When I speak with new Harvard College students each autumn, I remind them that our campus is the most cosmopolitan environment in which many of them will ever live. The university community comprises people of different races, religions, ethnicities and nationalities; of every gender identity and sexual orientation; of all political persuasions and socio-economic statuses.
Although commonplace, these words are meaningful and powerful. They describe individual lives – moments of history and experience, of success and failure, of inclusion and exclusion, of joy and sorrow – and underscore what binds us even as they illuminate what separates us. Bringing different people together and creating a community of belonging is an extraordinary aspiration, and we must not lose sight of its potential to change a complex world too often fractured by difference. This, too, is education.
I think of the students that I have met who have opened for their classmates windows to different worlds: an engineer-turned-teacher whose less-than-excellent high school education inspired her to step into a low-income classroom; a walk-on athlete and would-be lawyer who found and followed his passion for science and went on to receive a Rhodes Scholarship; a Reserve Officers’ Training Corps cadet who discovered curiosity and support where she expected indifference and judgement. A pair of room-mates – a first-generation American who watched his parents struggle to build a life in the United States and a native of Kenya who was raised according to the tribal traditions of his family – shared with me their excitement at having formed a lifelong friendship. A clean water expert at the World Bank explained to me how a flyer left on the counter of the fast-food restaurant where he worked led him to a Harvard admissions session at a local hotel in Texas and changed his future.

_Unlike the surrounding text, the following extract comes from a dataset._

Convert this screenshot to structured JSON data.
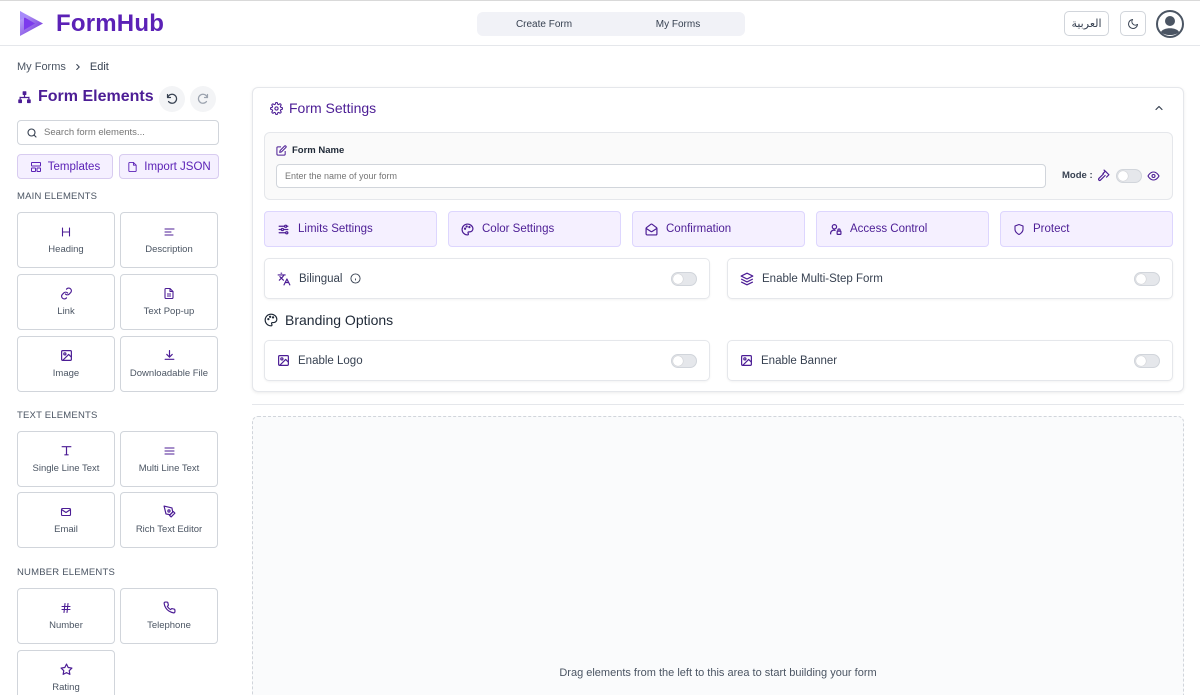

There are thousands of other such stories about lives shaped by being part of a community thoughtfully structured to encourage learning and exploration. Our students’ experiences are not the result of a haphazard assembly of talented individuals. At a moment when many young people could embrace the comfort of the familiar, we intentionally unsettle them. We speak about the values that guide how we work and live together, and encourage them to have open discussions about difference; we structure housing assignments to ensure that they are in daily contact with people unlike themselves. These aims are not incidental to teaching and learning. Diversity, inclusion and belonging are fundamental to Harvard’s mission and to higher education’s broader promise.
Our work is one step in a much longer journey. Education has made our nation possible; it is, as early 20th-century civil rights activist Nannie Helen Burroughs stated, democracy’s “life insurance”. American colleges and universities have shared in a revolution that has expanded citizenship, equality and opportunity. Earlier eras excluded women, blacks, Jews and other groups, limiting the social and economic mobility of entire segments of the population. Today, higher education seeks to serve the many, not the few. In 1940, 5 per cent of the population held a bachelor’s degree. Now that share has climbed to 33 per cent – a more than fivefold increase.
Harvard’s own transformation has accelerated in the past half century. In the late 1960s, the university began sustained efforts to identify and attract outstanding students who had hitherto been in a minority on campus: beginning in the 1970s, the percentage of women at Harvard College gradually increased from a quarter of the entering class to now roughly half. Today, one in five Harvard College students comes from a family that has an annual income of $65,000 (£49,000) or less and pays no parental contribution to tuition and room and board, and more than half of all Harvard undergraduates receive financial aid.
Harvard has steadily – although often painfully slowly – welcomed groups previously excluded from its faculty, staff and student body. But, as recent events here in the US and around the world remind us, much work remains to be done. To realise the community’s full promise, and to foster the personal and intellectual transformation at the heart of our mission, we must also work affirmatively and collectively to do more than simply assemble and support a diverse class.
We must advance a culture of belonging – one in which every student finds and feels Harvard’s opportunities fully available. This requires openness to change, as well as a willingness to learn from and embrace difference in the spirit that defines a vibrant and respectful academic community.
At Harvard, a task force on diversity and belonging will begin work in the coming term to identify the demographic, cultural, organisational and social aspects of campus life that together constitute the experience of working and living in our community. Their observations and efforts will guide our actions in the years to come.
It is not enough for colleges and universities to bring people of varied backgrounds, cultures, races, identities, life experiences, perspectives, beliefs and values together. We must create communities in which every person has the opportunity to thrive. We must recognise that all our endeavours are enlarged and expanded by what we share.
The work ahead will not be easy. It will require a commitment to speaking thoughtfully and listening generously; it will require a willingness to try to see the world through others’ eyes; it will require, most of all, the ability – dishearteningly rare in recent years – of cultivating empathy, of articulating common concerns and of giving others the benefit of the doubt.
We must regard education as a right and an imperative, accessible regardless of fortunes or circumstance, and we must create environments in which all those seeking knowledge can do their best work and be their best selves.